Mr. Speaker, I am not going to say much. His Excellency spoke to us as Parliamentarians and he said that we need to be well informed in order for us to give robust debates. The problem with us here in Parliament is we are not punctual, disciplined and there is a problem especially from Ministers that were appointed. Some do not even come here and we do not even know what they look like. We see them in the newspapers only. We need to see them here in order for us to talk to them. The reason why we can talk to these Ministers is so that when they talk to us, they lead by example that they have come here, we get understanding. If there is something we do not understand, we find a way of finding each other so that we can go out there and give the right message, but the problem is we play cat and mouse. There is always an excuse. Some Members of Parliament just come here to mark the register and walk out, which is short changing the general people out there who actually elected us to come here.
Mr. Speaker, I would like to encourage the Members of Parliament to try and be honest with themselves, to come on time, to be also well disciplined and to make sure that when we are debating we should not be like hooligans making noise in this House. We should be able to understand each other like what happened when His Excellency was here. Mr.
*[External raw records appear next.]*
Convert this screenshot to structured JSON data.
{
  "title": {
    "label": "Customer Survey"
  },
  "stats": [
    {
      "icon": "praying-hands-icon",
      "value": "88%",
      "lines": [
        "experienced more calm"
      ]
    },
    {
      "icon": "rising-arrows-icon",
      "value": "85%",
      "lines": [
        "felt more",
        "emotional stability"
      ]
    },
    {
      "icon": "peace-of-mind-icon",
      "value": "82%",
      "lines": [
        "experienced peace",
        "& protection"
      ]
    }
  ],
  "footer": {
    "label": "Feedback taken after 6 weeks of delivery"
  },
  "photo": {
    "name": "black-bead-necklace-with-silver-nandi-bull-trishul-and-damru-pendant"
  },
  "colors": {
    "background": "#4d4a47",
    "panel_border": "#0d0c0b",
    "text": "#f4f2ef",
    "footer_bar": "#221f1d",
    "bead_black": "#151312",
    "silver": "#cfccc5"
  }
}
Speaker, with those few words, I thank you.
ANNOUNCEMENT BY THE SPEAKER
ADVERSE AND NON- ADVERSE REPORTS RECEIVED
FROM THE PARLIAMENTARY LEGAL COMMITTEE
THE TEMPORARY SPEAKER (HON. MARUMAHOKO): I
have to inform the House that I have received the following from the
Parliamentary Legal Committee: Adverse report on the Shop Licence
Amendment Bill [H.B.10, 2016], Non- Adverse report on Statutory
Instrument 79, 80-85 and 87 published during the month of July, 2017, Non-Adverse report on General Notices 315439 published during the month of July, 2017 and the Adverse Report on Statutory Instrument 74 published during the month of July, 2017.
HON RUNGANI: I move that the debate do now adjourn.
HON. MUKWANGWARIWA: I second.
Motion put and agreed to.
Debate to resume: Tuesday, 26th September, 2017.
RESTORATION OF THE MOTION ON PROMOTION OF FAIR
REGIONAL AND GENDER REPRESENTATION IN THE AWARD
OF TENDERS ON THE ORDER PAPER
HON. MISIHAIRABWI-MUSHONGA: I move the motion
standing in my name that the motion on Fair Regional Representation which was superseded by the end of the Fourth Session of the Eighth Parliament be restored on the Order Paper in terms of Standing Order No. 73.
HON. MARIDADI: I second.
Motion put and agreed to.
ADJOURNMENT OF THE HOUSE
HON. RUNGANI: I move that the House do now adjourn.
HON. MUKWANGWARIWA: I second.
Hon. Adv. Chamisa having stood up to debate.
THE TEMPORARY SPEAKER: Order, order please. May you resume your seat? I have asked whether you were in agreement but you were seated until I stood up. I cannot reverse that.
Motion put and agreed to.
The National Assembly adjourned at Half past Three o’clock p.m.
until Tuesday, 26th September, 2017.